- Born: 1928 Chicago, Illinois, U.S.
- Died: July 29, 2019 (aged 90–91) Santa Fe, NM
- Education: Art Institute of Chicago
- Known for: Contemporary Art
- Spouse: Carol Sarkisian

= Paul Sarkisian =

American contemporary painter (1928–2019)

Paul Sarkisian (1928 – July 29, 2019) was an American contemporary painter. He achieved a place of prominence during the early years of contemporary art in Los Angeles, then later gained international notoriety as a leading photorealist painter.

==Career==
Sarkisian's work has been exhibited in many museums including the Whitney Museum, The Museum of Contemporary Art in Los Angeles, The Museum of Contemporary Art Chicago, Hirshhorn Museum and Sculpture Garden, The Carnegie Museums of Pittsburgh, The San Francisco Museum of Modern Art, The Smithsonian Institution, The Chicago Arts Club, Documenta in Kassel, Germany.

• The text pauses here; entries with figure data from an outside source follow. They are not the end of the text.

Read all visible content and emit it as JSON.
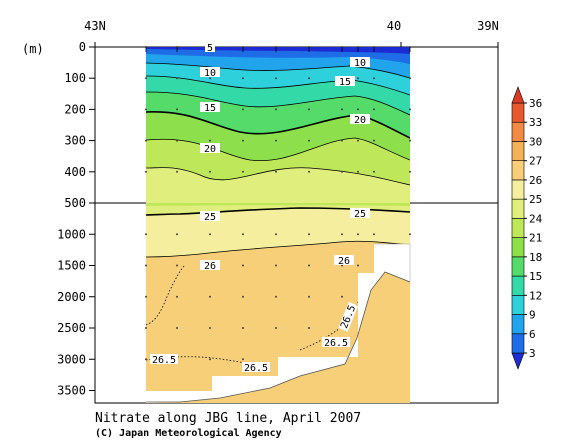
{
  "chart_data": {
    "type": "contour-section",
    "title": "Nitrate along JBG line, April 2007",
    "credit": "(C) Japan Meteorological Agency",
    "y_unit": "(m)",
    "x_ticks": [
      {
        "label": "43N",
        "lat": 43
      },
      {
        "label": "40",
        "lat": 40
      },
      {
        "label": "39N",
        "lat": 39
      }
    ],
    "y_ticks_upper": [
      0,
      100,
      200,
      300,
      400,
      500
    ],
    "y_ticks_lower": [
      1000,
      1500,
      2000,
      2500,
      3000,
      3500
    ],
    "colorbar": {
      "levels": [
        3,
        6,
        9,
        12,
        15,
        18,
        21,
        24,
        25,
        26,
        27,
        30,
        33,
        36
      ],
      "colors": [
        "#1c2bd4",
        "#1f6de6",
        "#22a4ec",
        "#2ed0dc",
        "#33d9a6",
        "#55db6a",
        "#8de04c",
        "#bfe75a",
        "#e0ee7e",
        "#f4ee9e",
        "#f7cf78",
        "#f5b15a",
        "#f08a44",
        "#e75a30",
        "#dc3a22"
      ]
    },
    "contour_labels": [
      "5",
      "10",
      "10",
      "15",
      "15",
      "20",
      "20",
      "25",
      "25",
      "26",
      "26",
      "26.5",
      "26.5",
      "26.5",
      "26.5"
    ]
  }
}
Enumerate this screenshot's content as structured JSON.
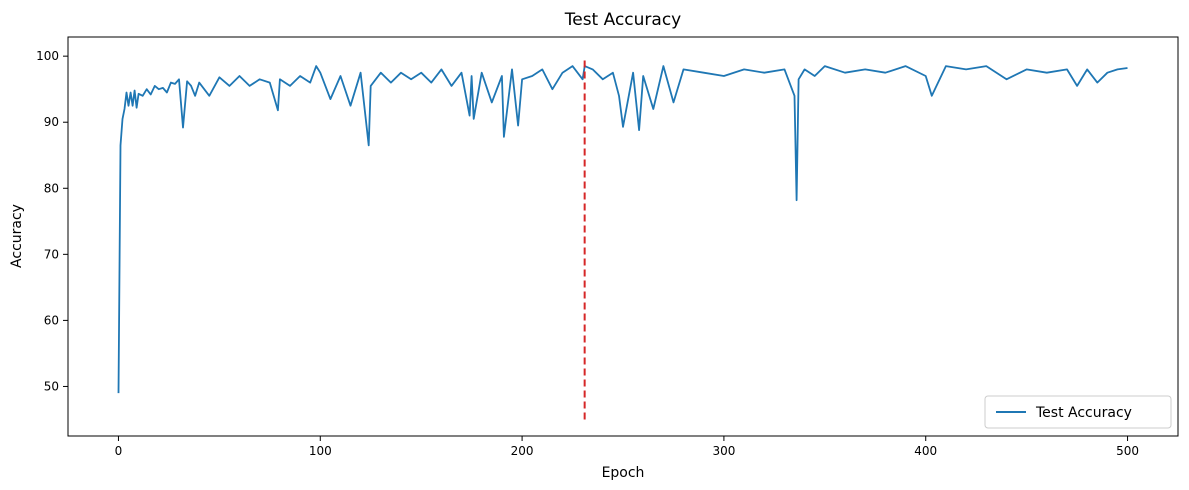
{
  "chart_data": {
    "type": "line",
    "title": "Test Accuracy",
    "xlabel": "Epoch",
    "ylabel": "Accuracy",
    "xlim": [
      -25,
      525
    ],
    "ylim": [
      42.5,
      102.9
    ],
    "xticks": [
      0,
      100,
      200,
      300,
      400,
      500
    ],
    "yticks": [
      50,
      60,
      70,
      80,
      90,
      100
    ],
    "grid": false,
    "legend_position": "bottom-right",
    "series": [
      {
        "name": "Test Accuracy",
        "color": "#1f77b4",
        "x": [
          0,
          1,
          2,
          3,
          4,
          5,
          6,
          7,
          8,
          9,
          10,
          12,
          14,
          16,
          18,
          20,
          22,
          24,
          26,
          28,
          30,
          32,
          34,
          36,
          38,
          40,
          45,
          50,
          55,
          60,
          65,
          70,
          75,
          79,
          80,
          85,
          90,
          95,
          98,
          100,
          105,
          110,
          115,
          120,
          124,
          125,
          130,
          135,
          140,
          145,
          150,
          155,
          160,
          165,
          170,
          174,
          175,
          176,
          180,
          185,
          190,
          191,
          195,
          198,
          200,
          205,
          210,
          215,
          220,
          225,
          230,
          231,
          235,
          240,
          245,
          248,
          250,
          255,
          258,
          260,
          265,
          270,
          275,
          280,
          290,
          300,
          310,
          320,
          330,
          335,
          336,
          337,
          340,
          345,
          350,
          360,
          370,
          380,
          390,
          400,
          403,
          410,
          420,
          430,
          440,
          450,
          460,
          470,
          475,
          480,
          485,
          490,
          495,
          500
        ],
        "values": [
          49.0,
          86.5,
          90.5,
          92.0,
          94.5,
          92.5,
          94.5,
          92.5,
          94.8,
          92.2,
          94.3,
          94.0,
          95.0,
          94.2,
          95.5,
          95.0,
          95.2,
          94.5,
          96.0,
          95.8,
          96.5,
          89.2,
          96.2,
          95.5,
          94.0,
          96.0,
          94.0,
          96.8,
          95.5,
          97.0,
          95.5,
          96.5,
          96.0,
          91.8,
          96.5,
          95.5,
          97.0,
          96.0,
          98.5,
          97.5,
          93.5,
          97.0,
          92.5,
          97.5,
          86.5,
          95.5,
          97.5,
          96.0,
          97.5,
          96.5,
          97.5,
          96.0,
          98.0,
          95.5,
          97.5,
          91.0,
          97.0,
          90.5,
          97.5,
          93.0,
          97.0,
          87.8,
          98.0,
          89.5,
          96.5,
          97.0,
          98.0,
          95.0,
          97.5,
          98.5,
          96.5,
          98.5,
          98.0,
          96.5,
          97.5,
          94.0,
          89.3,
          97.5,
          88.8,
          97.0,
          92.0,
          98.5,
          93.0,
          98.0,
          97.5,
          97.0,
          98.0,
          97.5,
          98.0,
          94.0,
          78.2,
          96.5,
          98.0,
          97.0,
          98.5,
          97.5,
          98.0,
          97.5,
          98.5,
          97.0,
          94.0,
          98.5,
          98.0,
          98.5,
          96.5,
          98.0,
          97.5,
          98.0,
          95.5,
          98.0,
          96.0,
          97.5,
          98.0,
          98.2
        ]
      }
    ],
    "vline": {
      "x": 231,
      "ymin": 45.0,
      "ymax": 99.8,
      "color": "#d62728",
      "style": "dashed"
    }
  }
}
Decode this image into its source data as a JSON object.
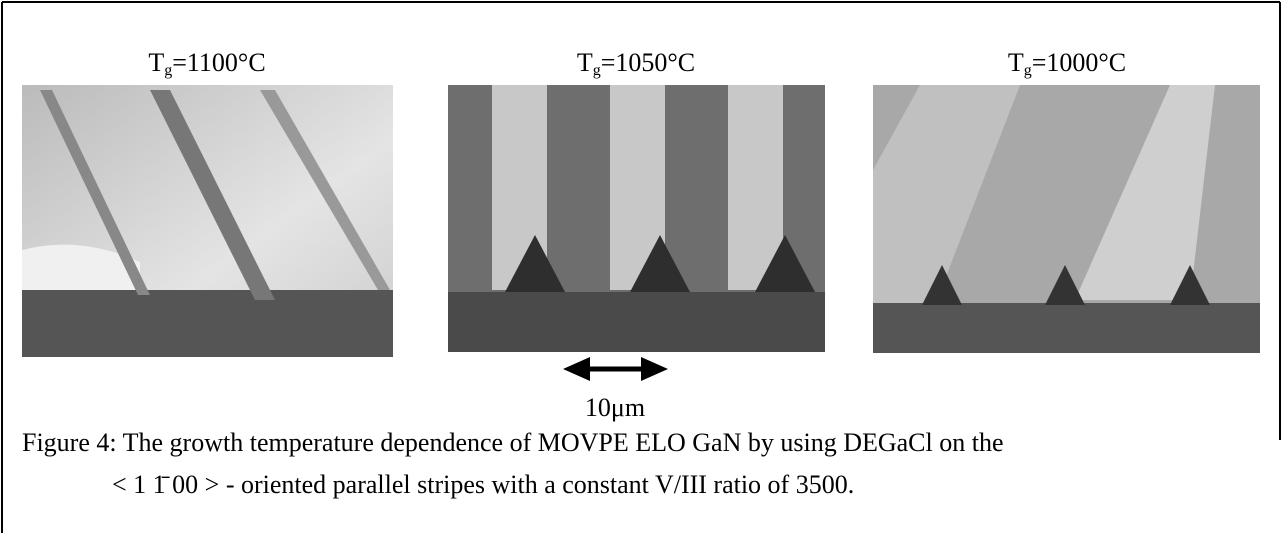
{
  "panels": [
    {
      "label": {
        "main": "T",
        "sub": "g",
        "rest": "=1100°C"
      }
    },
    {
      "label": {
        "main": "T",
        "sub": "g",
        "rest": "=1050°C"
      }
    },
    {
      "label": {
        "main": "T",
        "sub": "g",
        "rest": "=1000°C"
      }
    }
  ],
  "scale_bar": "10μm",
  "caption": [
    "Figure 4: The growth temperature dependence of MOVPE ELO GaN by using DEGaCl on the",
    "< 1 1̄ 00 > - oriented parallel stripes with a constant V/III ratio of 3500."
  ]
}
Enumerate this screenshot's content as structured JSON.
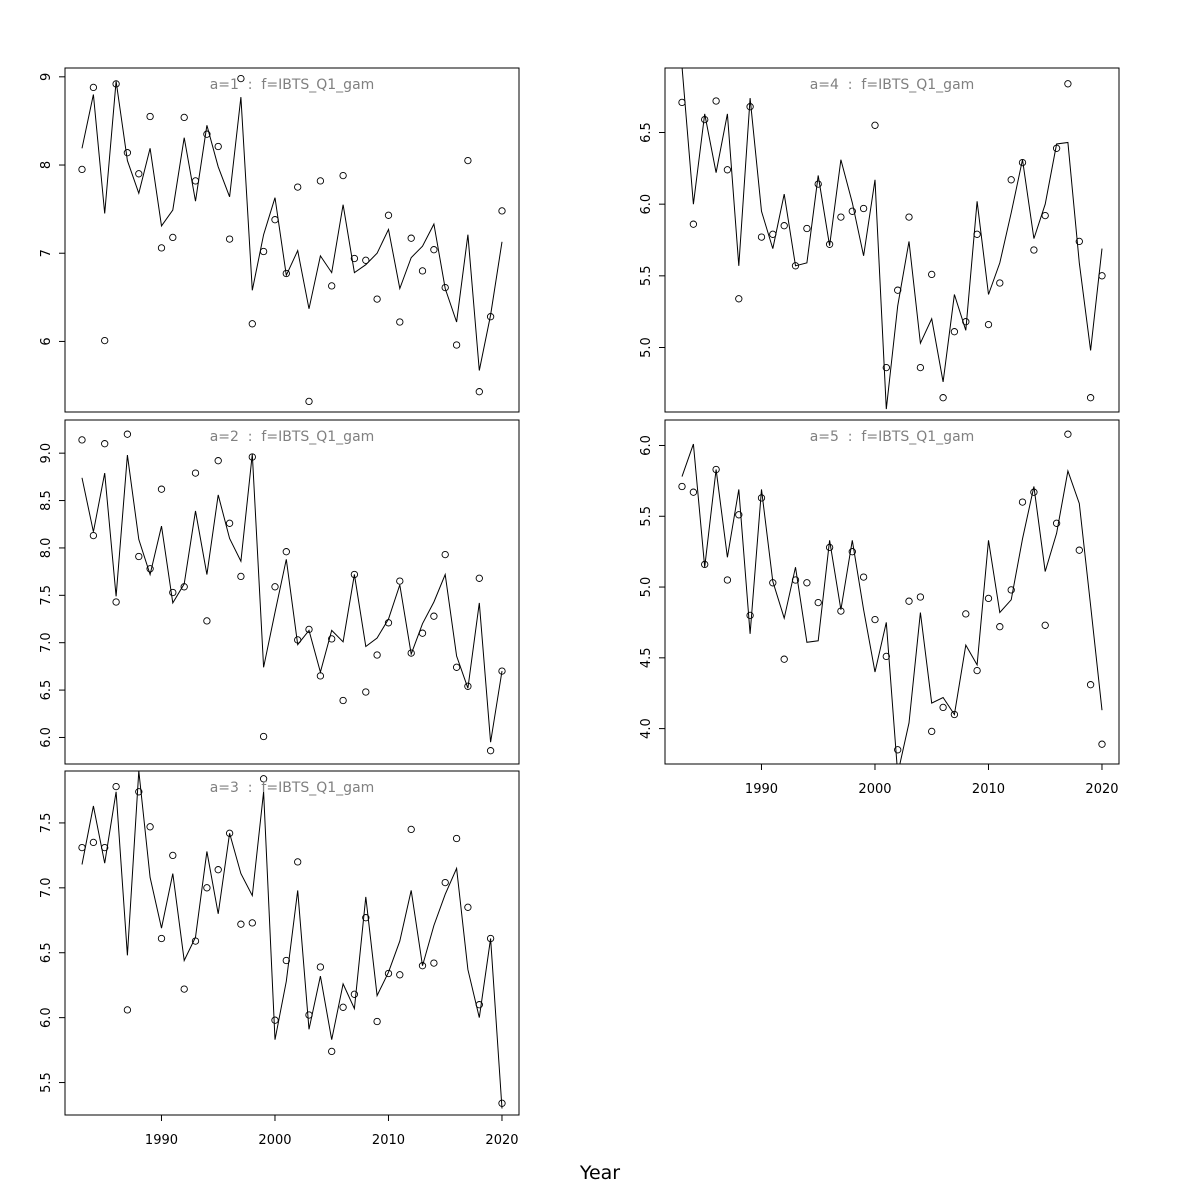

Sarkisian's work was shown in exhibition spaces by curator Walter Hopps when they were living in Los Angeles. Exhibitions included The Syndell Studio in 1954, Action Painting 1 (Merry-Go-Round-Show) in 1955, Action Painting 2 (Action Squared) in 1956, The Ferus Gallery in 1957 and The Pasadena Art Museum in 1961, 63 and 68.

Sarkisian's work has been through many stylistic changes. He painted Abstract Expressionist canvases in the 1950s, surrealistic nudes in the 1960s, and trompe l'oeil and minimalist paintings in the 1980s and 90's. In the 1990s Sarkisian produced large-scale structural paintings incorporating shaped panels. He colored the panels with industrial grade resin and enamel.